FPÖ

„Bad Cop“ Kickl besteigt offiziell den FPÖ-Thron

Die Doppelspitze Norbert Hofer und Herbert Kickl ist nicht mehr. Ab heute führt Kickl offiziell alleine die Freiheitlichen.
© APA/Hochmuth

Kickl wird beim heutigen Sonderparteitag zum Parteichef gekürt. Sein Posten als bisheriger Stellvertreter Hofers wird auch neu besetzt.

Von Serdar Sahin

Wien – Ein unterschiedliches Gespann waren Norbert Hofer und Herbert Kickl schon immer. Hofer, der nach außen verbindlich wirkende, vermeintlich ruhige Freiheitliche, und Kickl, jener mit den markigen, deftigen Sprüchen – der Scharfmacher. Rückblende: Das Ibiza-Video hat vor rund zwei Jahren die FPÖ gehörig durcheinandergewirbelt. Das einstige Zugpferd der Freiheitlichen und der Hauptdarsteller im skandalösen Video, Heinz-Christian Strache, trat als Parteichef und Vizekanzler zurück, auch Kickl sollte als Innenminister abdanken, die türkis-blaue Regierung zerbrach.

Die Scherben mussten andere aufsammeln. Hofer wurde Parteichef, Kickl Klubobmann. Was zunächst als „Good Cop, Bad Cop“-Schauspiel – also guter Bulle, böser Bulle – abgetan wurde, sollte doch tiefere Gräben zwischen den beiden werfen, wie die Vorfälle später offenbarten. Übertüncht wurden die ungleichen Charakteren durch Lobeshymnen aus den eigenen Reihen, die Doppelspitze sei spitze, hieß es.

Die Corona-Krise sollte aber die Bruchlinien aufzeigen. Hofer sagte sehr früh, er werde sich gegen das Coronavirus impfen lassen. Konträr dazu Kickl, der zwar zuerst befand, er werde sich „garantiert nicht“ impfen lassen, aber mittlerweile sogar ein Jaukerl nicht ausschließt.

Die Maskendebatte im Hohen Haus im April hat die endgültige Demontage Hofers eingeleitet. Hofer, auch Dritter Nationalratspräsident, hatte die freiheitlichen Abgeordneten dazu aufgerufen, die Hausordnung des Parlaments, die eine FFP2-Maske vorschreibt, einzuhalten. Kickl wiederum verweigerte es, eine Maske zu tragen. Ein Ordnungsruf Hofers via Twitter prallte an den Mandataren ab, sie standen hinter Kickl.

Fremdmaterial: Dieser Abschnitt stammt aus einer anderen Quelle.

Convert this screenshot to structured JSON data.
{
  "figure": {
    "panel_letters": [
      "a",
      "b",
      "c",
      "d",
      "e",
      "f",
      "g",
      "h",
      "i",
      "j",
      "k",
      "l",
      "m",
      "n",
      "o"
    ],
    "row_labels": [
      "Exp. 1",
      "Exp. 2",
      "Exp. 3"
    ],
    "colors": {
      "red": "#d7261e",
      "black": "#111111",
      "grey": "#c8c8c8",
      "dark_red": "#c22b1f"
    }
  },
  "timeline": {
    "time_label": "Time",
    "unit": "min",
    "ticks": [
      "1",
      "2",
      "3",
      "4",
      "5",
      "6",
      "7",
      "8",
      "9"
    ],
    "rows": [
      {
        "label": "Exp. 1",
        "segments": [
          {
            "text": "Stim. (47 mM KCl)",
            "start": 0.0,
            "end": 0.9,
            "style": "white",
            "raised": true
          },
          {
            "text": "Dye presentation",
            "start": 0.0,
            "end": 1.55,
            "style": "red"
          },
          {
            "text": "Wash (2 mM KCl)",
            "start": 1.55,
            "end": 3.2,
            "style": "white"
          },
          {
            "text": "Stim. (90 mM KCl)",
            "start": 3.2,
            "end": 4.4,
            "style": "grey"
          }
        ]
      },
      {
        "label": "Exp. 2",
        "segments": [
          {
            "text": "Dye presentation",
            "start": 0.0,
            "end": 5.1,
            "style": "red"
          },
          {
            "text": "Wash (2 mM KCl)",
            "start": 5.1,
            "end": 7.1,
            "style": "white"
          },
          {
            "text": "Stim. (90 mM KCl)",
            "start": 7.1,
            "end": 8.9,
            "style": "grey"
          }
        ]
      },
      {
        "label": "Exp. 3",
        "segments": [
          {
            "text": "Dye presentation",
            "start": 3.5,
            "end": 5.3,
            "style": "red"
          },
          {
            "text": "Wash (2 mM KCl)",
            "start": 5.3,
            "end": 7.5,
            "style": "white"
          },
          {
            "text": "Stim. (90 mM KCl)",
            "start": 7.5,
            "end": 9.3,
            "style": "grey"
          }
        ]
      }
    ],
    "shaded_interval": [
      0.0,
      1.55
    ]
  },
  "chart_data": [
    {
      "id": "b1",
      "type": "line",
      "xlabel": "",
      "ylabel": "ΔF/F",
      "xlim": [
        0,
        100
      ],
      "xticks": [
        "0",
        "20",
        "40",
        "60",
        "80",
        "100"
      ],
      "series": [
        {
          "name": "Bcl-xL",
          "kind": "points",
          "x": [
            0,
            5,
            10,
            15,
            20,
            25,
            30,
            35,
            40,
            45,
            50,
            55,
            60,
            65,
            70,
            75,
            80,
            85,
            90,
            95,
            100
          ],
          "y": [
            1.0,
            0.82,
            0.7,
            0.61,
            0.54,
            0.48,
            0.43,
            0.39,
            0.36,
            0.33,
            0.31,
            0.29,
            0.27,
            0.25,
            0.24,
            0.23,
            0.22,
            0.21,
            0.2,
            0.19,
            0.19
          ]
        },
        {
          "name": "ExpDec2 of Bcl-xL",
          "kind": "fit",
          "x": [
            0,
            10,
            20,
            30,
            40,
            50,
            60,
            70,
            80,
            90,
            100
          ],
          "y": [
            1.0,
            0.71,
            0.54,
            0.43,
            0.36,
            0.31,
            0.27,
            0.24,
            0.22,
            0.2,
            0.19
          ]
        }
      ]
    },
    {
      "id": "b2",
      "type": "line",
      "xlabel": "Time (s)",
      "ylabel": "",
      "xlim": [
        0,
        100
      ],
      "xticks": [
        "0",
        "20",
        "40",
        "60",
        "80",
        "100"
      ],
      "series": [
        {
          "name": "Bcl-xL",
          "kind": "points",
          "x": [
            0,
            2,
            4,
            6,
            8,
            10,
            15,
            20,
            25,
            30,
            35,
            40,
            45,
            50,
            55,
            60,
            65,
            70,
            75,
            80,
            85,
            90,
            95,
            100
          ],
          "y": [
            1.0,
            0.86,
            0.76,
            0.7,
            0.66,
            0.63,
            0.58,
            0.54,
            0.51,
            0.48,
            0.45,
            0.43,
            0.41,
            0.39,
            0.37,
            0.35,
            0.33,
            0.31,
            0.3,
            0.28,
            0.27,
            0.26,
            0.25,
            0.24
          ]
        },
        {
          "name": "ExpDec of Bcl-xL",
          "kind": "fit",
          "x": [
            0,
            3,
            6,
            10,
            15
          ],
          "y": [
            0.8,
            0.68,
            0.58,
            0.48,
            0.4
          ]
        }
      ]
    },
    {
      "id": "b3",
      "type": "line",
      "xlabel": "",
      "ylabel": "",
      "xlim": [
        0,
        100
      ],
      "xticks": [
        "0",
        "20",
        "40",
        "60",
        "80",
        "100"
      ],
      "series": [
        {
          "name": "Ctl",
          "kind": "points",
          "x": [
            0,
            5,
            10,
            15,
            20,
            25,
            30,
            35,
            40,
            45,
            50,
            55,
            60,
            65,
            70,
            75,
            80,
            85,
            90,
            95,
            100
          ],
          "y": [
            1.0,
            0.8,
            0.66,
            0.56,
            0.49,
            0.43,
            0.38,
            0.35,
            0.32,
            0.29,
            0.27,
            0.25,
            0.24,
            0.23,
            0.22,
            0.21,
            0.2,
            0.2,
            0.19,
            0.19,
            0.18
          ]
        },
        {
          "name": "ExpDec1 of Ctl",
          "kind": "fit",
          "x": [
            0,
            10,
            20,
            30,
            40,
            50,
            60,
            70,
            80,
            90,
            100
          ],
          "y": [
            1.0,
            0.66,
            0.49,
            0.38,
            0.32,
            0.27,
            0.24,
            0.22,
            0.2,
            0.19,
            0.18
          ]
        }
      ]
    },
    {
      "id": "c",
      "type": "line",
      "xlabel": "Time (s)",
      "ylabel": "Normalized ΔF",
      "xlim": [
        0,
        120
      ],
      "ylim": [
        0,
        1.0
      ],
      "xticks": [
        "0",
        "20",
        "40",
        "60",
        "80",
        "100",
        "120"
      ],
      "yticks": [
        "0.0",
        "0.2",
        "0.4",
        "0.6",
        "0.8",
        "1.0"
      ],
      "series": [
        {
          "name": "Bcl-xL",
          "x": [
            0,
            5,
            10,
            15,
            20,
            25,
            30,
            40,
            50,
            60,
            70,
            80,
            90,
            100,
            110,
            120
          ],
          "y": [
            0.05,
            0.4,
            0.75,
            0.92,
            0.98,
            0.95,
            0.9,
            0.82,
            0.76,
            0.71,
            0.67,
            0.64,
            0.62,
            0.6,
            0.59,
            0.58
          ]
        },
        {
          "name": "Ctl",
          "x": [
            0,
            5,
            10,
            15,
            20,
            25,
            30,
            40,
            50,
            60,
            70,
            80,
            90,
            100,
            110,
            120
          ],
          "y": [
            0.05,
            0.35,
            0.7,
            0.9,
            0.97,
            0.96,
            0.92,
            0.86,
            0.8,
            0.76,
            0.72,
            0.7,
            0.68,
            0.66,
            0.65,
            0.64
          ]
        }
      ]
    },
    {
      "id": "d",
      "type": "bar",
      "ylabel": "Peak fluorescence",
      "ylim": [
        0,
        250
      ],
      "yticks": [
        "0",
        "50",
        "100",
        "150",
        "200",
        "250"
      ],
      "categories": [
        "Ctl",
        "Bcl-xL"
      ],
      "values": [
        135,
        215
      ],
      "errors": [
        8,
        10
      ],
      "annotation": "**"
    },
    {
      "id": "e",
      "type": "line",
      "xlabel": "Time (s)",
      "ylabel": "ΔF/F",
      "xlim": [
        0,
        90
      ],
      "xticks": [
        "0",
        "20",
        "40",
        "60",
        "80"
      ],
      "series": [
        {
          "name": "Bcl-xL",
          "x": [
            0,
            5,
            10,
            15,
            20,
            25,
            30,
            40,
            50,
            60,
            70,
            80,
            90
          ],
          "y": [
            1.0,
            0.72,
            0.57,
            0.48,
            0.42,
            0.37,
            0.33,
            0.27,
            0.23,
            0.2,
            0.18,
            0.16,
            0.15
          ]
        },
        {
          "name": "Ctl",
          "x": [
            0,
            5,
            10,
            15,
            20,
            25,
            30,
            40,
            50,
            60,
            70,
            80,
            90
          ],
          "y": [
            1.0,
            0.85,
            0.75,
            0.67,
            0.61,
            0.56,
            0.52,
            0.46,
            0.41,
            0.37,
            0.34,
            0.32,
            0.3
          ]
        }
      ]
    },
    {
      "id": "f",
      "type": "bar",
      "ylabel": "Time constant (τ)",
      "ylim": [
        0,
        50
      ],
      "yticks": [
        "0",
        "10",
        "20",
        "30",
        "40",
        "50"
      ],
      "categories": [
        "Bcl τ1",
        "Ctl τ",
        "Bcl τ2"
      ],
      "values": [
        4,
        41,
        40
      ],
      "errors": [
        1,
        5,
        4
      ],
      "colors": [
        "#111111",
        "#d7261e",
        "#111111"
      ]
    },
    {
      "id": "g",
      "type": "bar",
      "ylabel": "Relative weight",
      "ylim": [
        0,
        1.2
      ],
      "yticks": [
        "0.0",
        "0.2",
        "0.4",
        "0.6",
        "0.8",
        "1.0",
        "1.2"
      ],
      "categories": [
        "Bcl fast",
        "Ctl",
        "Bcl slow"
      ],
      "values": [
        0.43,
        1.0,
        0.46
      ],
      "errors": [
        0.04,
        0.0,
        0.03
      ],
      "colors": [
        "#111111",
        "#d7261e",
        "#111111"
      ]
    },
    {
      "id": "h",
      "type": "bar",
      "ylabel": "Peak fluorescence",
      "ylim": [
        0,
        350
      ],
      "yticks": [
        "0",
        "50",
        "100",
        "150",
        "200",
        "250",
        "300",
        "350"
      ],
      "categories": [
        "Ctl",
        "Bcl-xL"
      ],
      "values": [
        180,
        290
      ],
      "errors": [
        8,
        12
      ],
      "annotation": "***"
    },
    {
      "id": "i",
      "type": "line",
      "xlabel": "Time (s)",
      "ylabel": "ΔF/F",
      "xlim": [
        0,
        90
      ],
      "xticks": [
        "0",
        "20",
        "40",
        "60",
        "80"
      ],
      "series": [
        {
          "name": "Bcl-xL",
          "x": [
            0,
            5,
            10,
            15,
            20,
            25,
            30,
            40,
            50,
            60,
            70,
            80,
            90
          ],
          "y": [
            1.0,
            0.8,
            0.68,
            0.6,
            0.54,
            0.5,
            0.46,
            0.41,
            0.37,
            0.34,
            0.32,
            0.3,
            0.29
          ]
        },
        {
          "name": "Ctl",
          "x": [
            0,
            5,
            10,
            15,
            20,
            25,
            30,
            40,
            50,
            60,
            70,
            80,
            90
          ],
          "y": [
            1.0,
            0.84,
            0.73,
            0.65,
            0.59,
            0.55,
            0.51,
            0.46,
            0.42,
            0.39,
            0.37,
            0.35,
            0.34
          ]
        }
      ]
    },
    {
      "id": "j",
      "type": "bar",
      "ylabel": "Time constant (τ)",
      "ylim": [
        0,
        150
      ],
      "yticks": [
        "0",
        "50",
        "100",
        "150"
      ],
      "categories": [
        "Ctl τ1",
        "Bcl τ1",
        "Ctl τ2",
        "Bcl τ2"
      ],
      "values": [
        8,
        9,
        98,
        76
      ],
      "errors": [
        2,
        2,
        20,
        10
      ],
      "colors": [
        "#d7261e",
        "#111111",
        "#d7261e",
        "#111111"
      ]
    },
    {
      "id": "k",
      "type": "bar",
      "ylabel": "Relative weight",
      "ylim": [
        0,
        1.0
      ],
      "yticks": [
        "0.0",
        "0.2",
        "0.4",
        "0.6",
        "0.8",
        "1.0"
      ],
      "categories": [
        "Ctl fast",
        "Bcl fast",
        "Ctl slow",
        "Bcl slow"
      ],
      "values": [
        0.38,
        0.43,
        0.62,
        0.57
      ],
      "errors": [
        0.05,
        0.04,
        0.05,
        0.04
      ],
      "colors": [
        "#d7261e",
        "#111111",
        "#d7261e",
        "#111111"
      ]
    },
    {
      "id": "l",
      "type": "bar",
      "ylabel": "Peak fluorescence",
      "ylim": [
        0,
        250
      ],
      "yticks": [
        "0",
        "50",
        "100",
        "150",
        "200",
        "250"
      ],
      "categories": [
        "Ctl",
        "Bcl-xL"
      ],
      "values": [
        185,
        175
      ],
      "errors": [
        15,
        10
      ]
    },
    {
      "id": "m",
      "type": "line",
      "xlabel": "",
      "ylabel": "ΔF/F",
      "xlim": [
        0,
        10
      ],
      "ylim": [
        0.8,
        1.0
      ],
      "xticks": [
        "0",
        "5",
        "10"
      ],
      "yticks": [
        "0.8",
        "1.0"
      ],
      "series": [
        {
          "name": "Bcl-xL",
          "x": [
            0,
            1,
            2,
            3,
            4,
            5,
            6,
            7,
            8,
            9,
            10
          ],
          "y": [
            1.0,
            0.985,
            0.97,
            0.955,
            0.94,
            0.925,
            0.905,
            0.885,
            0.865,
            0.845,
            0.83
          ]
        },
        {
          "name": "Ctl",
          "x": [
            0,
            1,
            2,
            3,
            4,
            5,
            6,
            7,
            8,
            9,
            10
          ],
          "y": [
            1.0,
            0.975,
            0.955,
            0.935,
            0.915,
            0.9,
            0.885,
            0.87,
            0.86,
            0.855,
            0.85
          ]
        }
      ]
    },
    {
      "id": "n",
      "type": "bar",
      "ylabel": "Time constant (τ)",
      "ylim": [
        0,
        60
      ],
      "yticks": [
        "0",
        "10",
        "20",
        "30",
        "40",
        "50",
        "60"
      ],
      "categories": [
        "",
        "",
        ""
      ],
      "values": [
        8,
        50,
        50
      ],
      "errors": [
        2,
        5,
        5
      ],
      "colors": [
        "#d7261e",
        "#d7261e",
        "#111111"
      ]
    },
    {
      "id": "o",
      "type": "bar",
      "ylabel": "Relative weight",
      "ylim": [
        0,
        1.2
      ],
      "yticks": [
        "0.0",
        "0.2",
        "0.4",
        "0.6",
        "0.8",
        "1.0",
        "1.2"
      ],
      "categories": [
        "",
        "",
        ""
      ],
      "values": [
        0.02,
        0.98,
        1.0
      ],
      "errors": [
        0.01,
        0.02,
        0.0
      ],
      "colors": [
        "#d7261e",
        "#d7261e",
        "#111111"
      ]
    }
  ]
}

Die Aufregung legte sich, die Ruhe währte aber nicht lange. Der türkis-grüne Zank führte dazu, dass manch einer Neuwahl-Pläne schmiedete. Darunter Kickl – und er sah sich dabei als Spitzenkandidat der Blauen in eine etwaige vorgezogene Nationalratswahl ziehen. Zur Überraschung Hofers, der den Posten eigentlich für sich beanspruchte. Kickl aber ließ nicht locker, doch Hofer befand sich zu der Zeit auf Reha – ordentlich verteidigen konnte er sich also nicht.

Nach dreiwöchigem Reha-Aufenthalt kehrte er zurück in sein Büro und kündigte plötzlich seinen Rücktritt als Parteichef an. Daraus, dass seine Entscheidung mit der Auseinandersetzung mit Kickl zu tun hatte, machte Hofer keinen Hehl. Chaos und Hektik innerhalb der Partei folgten. Hofer hatte die FPÖ am falschen Fuß erwischt. So überraschend der Rücktritt kam, so schnell ging es dann vonstatten. Ein Parteipräsidium wurde einberufen, Kickl wurde zum Nachfolger Hofers nominiert. Die Entscheidung unter den anwesenden Mitgliedern fiel einstimmig – allerdings ohne die Stimmen von Oberösterreichs Landesparteichef Manfred Haimbuchner und dessen Vorarlberger Amtskollegen Christof Bitschi, die die Sitzung vorzeitig verließen – aus „terminlichen Gründen“, wie es hieß. Offiziell zum Obmann gekürt wird Kickl heute beim außerordentlichen Bundesparteitag in Wiener Neustadt. Gegenkandidaten gibt es nicht.

Da Kickl bisher einer der sechs Stellvertreter Hofers war, wird der Posten nachbesetzt werden müssen, wenn er zum Parteichef aufsteigt. Niederösterreichs Landesobmann Udo Landbauer soll in Kickls Stellvertreter-Riege einziehen. Der scheidende Obmann Hofer soll hingegen keine Rede halten, wie es aus der FPÖ heißt.

Übrigens: Hofer ist damals mit 98,25 Prozent der Delegiertenstimmen zum neuen FPÖ-Chef gewählt worden.